What could greener, healthier and more connected streets in Australia look like years from now? A leading Brisbane urban design group will have the answer when it partners with more than 40 organisations, sustainable businesses and volunteers to build the ‘street of the future’. The 70 metre interactive activation, named Green the Street, will be available for the community to experience from 9 to 18 August at the Ekka. Now in its second year, Green the Street is a radical re-imagining of public space as an innovative, sustainable and people focused city lab and carbon sequestration city park, rainforest and farm.

Green the Street was conceptualised in 2018 by Catherine Simpson, Senior Urban Designer at urban design consultancy Roberts Day. Simpson says “increasing urbanisation, the advent of electric and autonomous vehicles, and a move towards more humanistic cities are opening the possibilities to ‘green streets’. Green the Street proposes changing how our streets function – by taking away the asphalt to allow for more bicycles, people, social spaces and health enhancing landscapes. Green streets can positively influence not only our mental, physical and social health, but also our happiness and way of life. “Currently, Brisbane serves the car first. We look forward to growing the Green the Street concept with the view to leading open, public debates on the topic. We are reclaiming our streets.” Last year Green the Street attracted more than 200,000 people during the Ekka. Due to its success, Green the Street grew into an independent community organisation that has since initiated green street concepts throughout Brisbane. This year’s street at the Ekka will be bigger and better, including landscape designers, street artists, horticulturalists, gardeners, and urban farmers to build the concept.

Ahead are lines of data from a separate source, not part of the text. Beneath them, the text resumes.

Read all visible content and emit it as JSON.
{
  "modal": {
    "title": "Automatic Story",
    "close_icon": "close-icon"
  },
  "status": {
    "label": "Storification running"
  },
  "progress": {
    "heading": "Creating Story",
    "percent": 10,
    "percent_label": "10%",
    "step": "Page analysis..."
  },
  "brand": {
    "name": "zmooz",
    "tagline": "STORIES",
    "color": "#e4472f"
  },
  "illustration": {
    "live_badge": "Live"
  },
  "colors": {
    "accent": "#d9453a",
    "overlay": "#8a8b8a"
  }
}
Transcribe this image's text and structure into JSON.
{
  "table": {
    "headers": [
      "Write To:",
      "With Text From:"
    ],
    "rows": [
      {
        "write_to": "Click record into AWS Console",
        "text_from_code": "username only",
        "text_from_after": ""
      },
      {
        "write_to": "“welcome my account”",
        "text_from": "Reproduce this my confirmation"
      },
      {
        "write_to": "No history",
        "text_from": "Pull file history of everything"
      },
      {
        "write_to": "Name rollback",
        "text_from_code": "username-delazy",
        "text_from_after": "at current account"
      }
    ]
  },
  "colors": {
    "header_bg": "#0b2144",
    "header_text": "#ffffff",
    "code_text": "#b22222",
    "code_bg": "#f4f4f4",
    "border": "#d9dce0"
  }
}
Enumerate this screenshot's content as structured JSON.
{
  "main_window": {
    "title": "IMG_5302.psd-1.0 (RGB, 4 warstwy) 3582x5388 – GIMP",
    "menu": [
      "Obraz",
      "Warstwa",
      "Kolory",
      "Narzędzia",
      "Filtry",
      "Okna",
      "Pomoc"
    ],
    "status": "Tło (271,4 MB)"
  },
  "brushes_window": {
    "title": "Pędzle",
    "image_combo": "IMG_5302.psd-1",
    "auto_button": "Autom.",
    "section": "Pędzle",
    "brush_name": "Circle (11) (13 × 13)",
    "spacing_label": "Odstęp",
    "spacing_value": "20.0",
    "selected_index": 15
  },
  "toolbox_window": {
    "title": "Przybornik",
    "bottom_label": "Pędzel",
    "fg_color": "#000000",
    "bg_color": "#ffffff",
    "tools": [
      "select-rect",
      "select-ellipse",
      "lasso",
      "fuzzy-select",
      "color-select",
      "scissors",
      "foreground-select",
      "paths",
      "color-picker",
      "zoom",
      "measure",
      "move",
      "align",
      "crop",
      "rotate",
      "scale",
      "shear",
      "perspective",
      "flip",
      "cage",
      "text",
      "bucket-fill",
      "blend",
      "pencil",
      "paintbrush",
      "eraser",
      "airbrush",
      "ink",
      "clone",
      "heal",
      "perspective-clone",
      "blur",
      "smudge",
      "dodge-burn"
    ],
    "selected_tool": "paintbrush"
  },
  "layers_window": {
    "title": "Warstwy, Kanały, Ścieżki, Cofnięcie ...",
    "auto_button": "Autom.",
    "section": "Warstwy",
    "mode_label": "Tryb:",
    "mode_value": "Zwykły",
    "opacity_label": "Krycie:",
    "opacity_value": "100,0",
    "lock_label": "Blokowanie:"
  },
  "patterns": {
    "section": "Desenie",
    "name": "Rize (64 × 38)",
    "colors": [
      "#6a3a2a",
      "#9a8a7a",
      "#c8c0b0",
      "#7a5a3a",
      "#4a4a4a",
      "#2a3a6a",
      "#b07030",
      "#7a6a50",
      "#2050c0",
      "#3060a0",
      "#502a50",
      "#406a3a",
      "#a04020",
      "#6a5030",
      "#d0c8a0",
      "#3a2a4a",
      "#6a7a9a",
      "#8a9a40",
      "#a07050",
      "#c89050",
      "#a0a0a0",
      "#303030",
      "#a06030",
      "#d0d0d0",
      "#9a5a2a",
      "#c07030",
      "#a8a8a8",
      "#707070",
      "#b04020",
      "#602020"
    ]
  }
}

The street will showcase new street technologies such as electric bicycles, scooters and apps; sustainable ideas in carbon-neutral construction, recycled furniture and bamboo structures; virtual reality views of the future; an urban agriculture hub with native beehives and locally produced food; trees and hanging plants forming an urban rainforest; biometric artworks and structures, and an urban parkland with bicycles and murals.